REPUBLIKA.CO.ID, JAKARTA -- Analis politik Universitas Diponegoro Semarang Budi Setiyono menilai akhir drama Partai Golkar yang saat ini tengah berdinamika sulit tertebak karena partai itu relatif cair.
"Golkar adalah partai yang cukup cair. Dalam artian, konstelasi kubu-kubu di tubuh Golkar tidak menampakkan suatu kelompok elite yang dominan. Berbeda dengan parpol lain," katanya di Semarang, Jumat (28/11).
Budi yang juga penasihat politik tokoh oposisi Myanmar Aung San Suu Kyi itu mencontohkan parpol di Indonesia biasanya menampakkan suatu kubu yang dominan dengan satu tokoh yang menjadi sentralnya.
Ia mencontohkan Partai Kebangkitan Bangsa (PKB) dengan mendiang K.H Abdurrahman Wahid (Gus Dur) sebagai tokoh sentral, Partai Amanat Nasional (PAN) dengan Amien Rais, demikian pula parpol-parpol lain.
"Namun, Golkar nampaknya parpol yang cukup egaliter.
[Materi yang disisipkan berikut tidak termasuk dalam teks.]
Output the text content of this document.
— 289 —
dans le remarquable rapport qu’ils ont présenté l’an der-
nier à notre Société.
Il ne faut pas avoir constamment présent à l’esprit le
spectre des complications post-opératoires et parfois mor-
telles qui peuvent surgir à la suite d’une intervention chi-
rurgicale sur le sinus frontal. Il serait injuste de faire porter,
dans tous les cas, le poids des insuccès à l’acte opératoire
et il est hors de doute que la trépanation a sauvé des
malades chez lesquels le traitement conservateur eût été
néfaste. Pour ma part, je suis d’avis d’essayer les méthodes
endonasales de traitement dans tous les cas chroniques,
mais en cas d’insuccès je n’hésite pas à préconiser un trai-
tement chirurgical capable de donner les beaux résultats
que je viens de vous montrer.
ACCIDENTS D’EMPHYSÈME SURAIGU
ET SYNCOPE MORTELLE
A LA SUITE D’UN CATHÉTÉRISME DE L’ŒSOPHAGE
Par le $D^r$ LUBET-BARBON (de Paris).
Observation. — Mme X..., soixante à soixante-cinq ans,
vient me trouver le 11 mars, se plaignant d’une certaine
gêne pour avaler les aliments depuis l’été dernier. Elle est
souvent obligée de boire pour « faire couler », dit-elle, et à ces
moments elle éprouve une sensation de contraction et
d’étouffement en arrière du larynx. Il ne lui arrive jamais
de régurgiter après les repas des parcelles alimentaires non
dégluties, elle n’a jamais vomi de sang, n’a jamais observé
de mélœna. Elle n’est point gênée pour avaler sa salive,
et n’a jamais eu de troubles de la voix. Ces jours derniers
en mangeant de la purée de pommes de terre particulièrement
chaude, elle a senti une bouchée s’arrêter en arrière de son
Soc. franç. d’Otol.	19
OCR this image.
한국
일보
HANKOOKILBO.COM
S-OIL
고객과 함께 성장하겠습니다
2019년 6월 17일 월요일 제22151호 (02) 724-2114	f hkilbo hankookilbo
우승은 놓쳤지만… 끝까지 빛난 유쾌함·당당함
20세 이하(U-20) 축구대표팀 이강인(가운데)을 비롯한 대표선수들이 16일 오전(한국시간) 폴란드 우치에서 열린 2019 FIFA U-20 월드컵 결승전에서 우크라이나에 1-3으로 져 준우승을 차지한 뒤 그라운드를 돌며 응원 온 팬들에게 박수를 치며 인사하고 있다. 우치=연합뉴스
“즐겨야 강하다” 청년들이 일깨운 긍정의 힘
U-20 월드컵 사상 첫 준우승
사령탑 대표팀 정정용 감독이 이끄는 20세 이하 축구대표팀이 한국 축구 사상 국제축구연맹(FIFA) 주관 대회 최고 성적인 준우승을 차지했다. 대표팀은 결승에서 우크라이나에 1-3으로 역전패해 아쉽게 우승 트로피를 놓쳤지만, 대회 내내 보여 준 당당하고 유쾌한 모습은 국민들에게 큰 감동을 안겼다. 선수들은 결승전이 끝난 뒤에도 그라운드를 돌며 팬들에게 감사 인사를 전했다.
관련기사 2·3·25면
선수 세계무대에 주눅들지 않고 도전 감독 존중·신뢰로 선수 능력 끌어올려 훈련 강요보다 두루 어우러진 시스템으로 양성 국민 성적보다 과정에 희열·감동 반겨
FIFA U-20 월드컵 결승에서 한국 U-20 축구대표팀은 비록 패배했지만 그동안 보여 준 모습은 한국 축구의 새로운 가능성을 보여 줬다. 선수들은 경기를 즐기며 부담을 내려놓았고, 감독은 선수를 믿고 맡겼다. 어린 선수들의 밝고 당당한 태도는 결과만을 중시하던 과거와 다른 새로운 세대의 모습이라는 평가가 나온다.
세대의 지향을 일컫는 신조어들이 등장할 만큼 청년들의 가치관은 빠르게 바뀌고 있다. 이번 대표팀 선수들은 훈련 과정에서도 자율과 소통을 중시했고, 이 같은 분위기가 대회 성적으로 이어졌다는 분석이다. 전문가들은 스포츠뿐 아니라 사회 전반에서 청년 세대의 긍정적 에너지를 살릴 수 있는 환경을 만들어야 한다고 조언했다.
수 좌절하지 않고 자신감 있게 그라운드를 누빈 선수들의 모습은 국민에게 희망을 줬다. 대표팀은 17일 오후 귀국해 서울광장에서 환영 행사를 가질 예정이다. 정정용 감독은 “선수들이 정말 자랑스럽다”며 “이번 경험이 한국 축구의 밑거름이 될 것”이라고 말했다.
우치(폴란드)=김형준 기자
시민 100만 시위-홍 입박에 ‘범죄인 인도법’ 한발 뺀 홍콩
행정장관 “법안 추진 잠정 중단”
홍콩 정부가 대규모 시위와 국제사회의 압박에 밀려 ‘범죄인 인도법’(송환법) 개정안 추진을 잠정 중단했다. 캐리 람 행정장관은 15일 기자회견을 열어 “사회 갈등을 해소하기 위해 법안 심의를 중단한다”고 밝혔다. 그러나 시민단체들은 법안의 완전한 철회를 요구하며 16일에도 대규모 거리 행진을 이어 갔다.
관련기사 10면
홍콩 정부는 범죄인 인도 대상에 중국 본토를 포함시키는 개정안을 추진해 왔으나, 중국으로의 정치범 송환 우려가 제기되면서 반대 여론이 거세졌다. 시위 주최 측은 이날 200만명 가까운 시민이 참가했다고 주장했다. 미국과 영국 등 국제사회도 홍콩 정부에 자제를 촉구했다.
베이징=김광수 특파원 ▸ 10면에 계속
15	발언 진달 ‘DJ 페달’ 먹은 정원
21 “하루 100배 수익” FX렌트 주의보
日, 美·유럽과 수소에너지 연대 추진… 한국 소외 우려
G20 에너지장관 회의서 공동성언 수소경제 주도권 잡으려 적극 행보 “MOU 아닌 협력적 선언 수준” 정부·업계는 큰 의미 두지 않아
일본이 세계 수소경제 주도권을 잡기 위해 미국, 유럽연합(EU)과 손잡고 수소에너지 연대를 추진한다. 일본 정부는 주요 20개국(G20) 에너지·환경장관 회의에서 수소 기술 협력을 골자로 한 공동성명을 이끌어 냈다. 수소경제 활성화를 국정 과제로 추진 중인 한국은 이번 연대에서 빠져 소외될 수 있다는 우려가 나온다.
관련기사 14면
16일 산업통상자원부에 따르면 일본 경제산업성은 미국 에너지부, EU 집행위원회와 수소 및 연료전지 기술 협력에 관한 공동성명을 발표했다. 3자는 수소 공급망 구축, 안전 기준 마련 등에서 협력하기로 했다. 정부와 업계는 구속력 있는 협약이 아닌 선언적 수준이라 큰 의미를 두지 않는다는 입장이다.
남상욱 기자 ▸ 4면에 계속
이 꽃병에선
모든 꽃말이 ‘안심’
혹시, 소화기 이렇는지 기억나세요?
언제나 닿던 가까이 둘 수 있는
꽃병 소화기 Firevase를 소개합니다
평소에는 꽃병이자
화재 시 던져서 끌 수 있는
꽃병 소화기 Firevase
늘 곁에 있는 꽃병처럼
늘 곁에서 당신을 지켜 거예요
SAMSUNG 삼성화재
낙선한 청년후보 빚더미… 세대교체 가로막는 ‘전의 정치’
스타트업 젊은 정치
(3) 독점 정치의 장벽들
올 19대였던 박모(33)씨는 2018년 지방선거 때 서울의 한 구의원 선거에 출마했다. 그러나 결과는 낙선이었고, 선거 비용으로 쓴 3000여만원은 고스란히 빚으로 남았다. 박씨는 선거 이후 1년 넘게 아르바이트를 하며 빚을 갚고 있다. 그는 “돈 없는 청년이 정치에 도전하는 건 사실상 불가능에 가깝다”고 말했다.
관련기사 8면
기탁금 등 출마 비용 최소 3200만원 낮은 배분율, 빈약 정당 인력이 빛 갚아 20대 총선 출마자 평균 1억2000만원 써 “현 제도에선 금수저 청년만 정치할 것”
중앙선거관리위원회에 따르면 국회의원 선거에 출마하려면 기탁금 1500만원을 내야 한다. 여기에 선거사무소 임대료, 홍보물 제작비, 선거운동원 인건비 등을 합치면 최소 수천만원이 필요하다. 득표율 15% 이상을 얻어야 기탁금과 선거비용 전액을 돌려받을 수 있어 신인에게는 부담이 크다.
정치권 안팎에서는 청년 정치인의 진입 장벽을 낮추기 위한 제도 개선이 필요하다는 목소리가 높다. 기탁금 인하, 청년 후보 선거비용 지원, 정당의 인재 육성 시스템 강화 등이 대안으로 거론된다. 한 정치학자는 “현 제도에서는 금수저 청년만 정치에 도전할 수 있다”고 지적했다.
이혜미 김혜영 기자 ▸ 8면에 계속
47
Kekuatan kubu-kubu yang saling berkonstelasi di tubuh Partai Golkar sekarang ini kan terlihat sangat berimbang," kata pengajar FISIP Undip tersebut.
Meski menjadikan akhir drama yang sedang terjadi di Golkar sulit tertebak, kata dia, secara jujur harus diakui bahwa konstelasi yang terjadi di Golkar jauh lebih demokratis ketimbang parpol-parpol lain.
"Sebenarnya, dinamika yang terjadi di tubuh Golkar bisa dijadikan sebagai 'role model' (panutan) bagi parpol-parpol lain. Dalam melakukan pengelolaan sebagai organisasi parpol modern," tukasnya.
Yang perlu dicermati dalam menyikapi dinamika di tubuh Partai Golkar, ia mengatakan para petinggi dan pengurus Partai Golkar harus mendasarkan pengelolaan organisasi layaknya parpol modern.
"Dalam pengelolaan organisasi parpol modern, semuanya harus mengacu 'rule of law'. Aturan-aturan yang sudah ada harus dilaksanakan dan ditaati mereka sendiri. Boleh atau tidak dilakukan," katanya.
Jangan kemudian, kata dia, mereka justru saling mencari celah untuk mengangkangi aturan-aturan internal yang sudah mereka buat dan sepakati sendiri sehingga membuat suasana menjadi kisruh.
"Mereka harus mampu menegakkan hukum internal. Kalau mereka tidak bisa menegakkan hukum internal yang sudah disepakati, ya, repot. Tentunya, kalangan elite yang harus punya kesadaran," pungkas Budi.